Corrosion resistance of stainless steel joints bonded with a Ni‐based amorphous interlayer

To study the metallurgical characteristics obtained from the process of diffusion bonding of 316L stainless steel (SS) using a commercial Ni‐based amorphous alloy interlayer and its effect on the corrosion resistance of the self‐joined SS‐amorphous alloy‐SS junction zone.

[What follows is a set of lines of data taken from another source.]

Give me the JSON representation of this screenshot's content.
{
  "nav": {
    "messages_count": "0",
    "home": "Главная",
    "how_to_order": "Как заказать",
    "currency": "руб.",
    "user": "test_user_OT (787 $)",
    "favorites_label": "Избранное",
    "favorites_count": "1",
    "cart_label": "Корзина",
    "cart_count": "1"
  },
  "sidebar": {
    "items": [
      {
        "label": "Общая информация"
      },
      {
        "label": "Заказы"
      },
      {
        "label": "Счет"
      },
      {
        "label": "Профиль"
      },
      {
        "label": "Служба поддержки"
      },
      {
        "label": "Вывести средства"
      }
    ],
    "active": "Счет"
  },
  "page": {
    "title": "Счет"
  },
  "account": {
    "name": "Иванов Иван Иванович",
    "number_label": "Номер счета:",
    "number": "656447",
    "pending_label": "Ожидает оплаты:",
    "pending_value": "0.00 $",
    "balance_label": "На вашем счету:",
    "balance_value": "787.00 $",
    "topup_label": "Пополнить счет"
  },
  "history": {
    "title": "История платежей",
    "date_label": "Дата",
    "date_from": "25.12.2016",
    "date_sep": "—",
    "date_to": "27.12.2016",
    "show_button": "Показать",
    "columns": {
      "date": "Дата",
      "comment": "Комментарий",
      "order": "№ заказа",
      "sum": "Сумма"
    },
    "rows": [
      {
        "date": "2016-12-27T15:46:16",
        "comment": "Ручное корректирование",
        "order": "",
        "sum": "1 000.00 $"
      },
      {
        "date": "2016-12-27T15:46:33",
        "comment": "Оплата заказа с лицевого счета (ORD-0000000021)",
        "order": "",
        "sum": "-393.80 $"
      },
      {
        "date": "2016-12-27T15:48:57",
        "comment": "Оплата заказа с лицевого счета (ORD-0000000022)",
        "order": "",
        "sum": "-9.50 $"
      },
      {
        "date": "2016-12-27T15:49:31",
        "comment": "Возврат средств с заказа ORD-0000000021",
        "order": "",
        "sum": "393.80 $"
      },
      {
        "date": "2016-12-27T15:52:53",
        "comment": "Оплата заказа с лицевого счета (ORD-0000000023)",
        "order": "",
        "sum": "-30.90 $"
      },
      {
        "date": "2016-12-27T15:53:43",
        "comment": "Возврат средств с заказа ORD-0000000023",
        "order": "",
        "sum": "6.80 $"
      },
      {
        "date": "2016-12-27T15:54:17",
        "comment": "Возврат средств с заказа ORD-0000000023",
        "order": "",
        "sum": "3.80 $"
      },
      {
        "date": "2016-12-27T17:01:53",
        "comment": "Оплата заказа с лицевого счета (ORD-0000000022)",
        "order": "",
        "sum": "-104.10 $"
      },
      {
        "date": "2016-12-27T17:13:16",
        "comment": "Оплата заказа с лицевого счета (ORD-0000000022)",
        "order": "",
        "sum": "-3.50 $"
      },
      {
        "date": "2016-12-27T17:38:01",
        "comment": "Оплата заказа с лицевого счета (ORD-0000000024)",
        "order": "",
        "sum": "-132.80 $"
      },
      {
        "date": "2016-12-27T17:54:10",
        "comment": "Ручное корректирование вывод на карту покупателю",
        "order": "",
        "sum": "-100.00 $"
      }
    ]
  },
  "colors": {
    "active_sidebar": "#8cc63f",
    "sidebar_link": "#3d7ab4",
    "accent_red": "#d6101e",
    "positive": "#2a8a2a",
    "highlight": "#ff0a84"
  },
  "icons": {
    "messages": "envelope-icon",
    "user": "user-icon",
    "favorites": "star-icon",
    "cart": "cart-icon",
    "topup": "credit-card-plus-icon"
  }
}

Squared samples of austenitic SS were joined using a brazing metallic foil BMF‐15^® in a sandwich‐like arrangement. The samples were then placed into a resistance furnace with a controlled N₂ atmosphere. The joining process was carried out at 1105 and 1170°C holding the samples in the furnace for periods of 5, 10, 15, 20 and 40 min. The junction zone was evaluated by scanning electron microscopy (SEM) in order to determine the metallurgical structure induced during the process. The corrosion resistance of the SS/BMF‐15^®/SS joints were evaluated using DC electrochemical methods on joined samples immersed in a 3.5 wt% NaCl solution.

The samples of 316L SS showed self‐diffusion bonding at both temperatures which are quality depended upon the holding times. A concentration of second phases was observed by SEM at the BMF‐15^®. The joints developed crevice corrosion at open circuit potential due to a galvanic couple formed between the SS and the amorphous alloy, and presented preferential dissolution of the Ni‐amorphous alloy under anodic polarization in 3.5 per cent NaCl solution at room temperature.

This work presents a systematic study of the self‐diffusion bonding process of SS pieces jointed with an amorphous alloy interlayer and the metallurgical effects on its corrosion resistance of in a 3.5 wt% NaCl solution.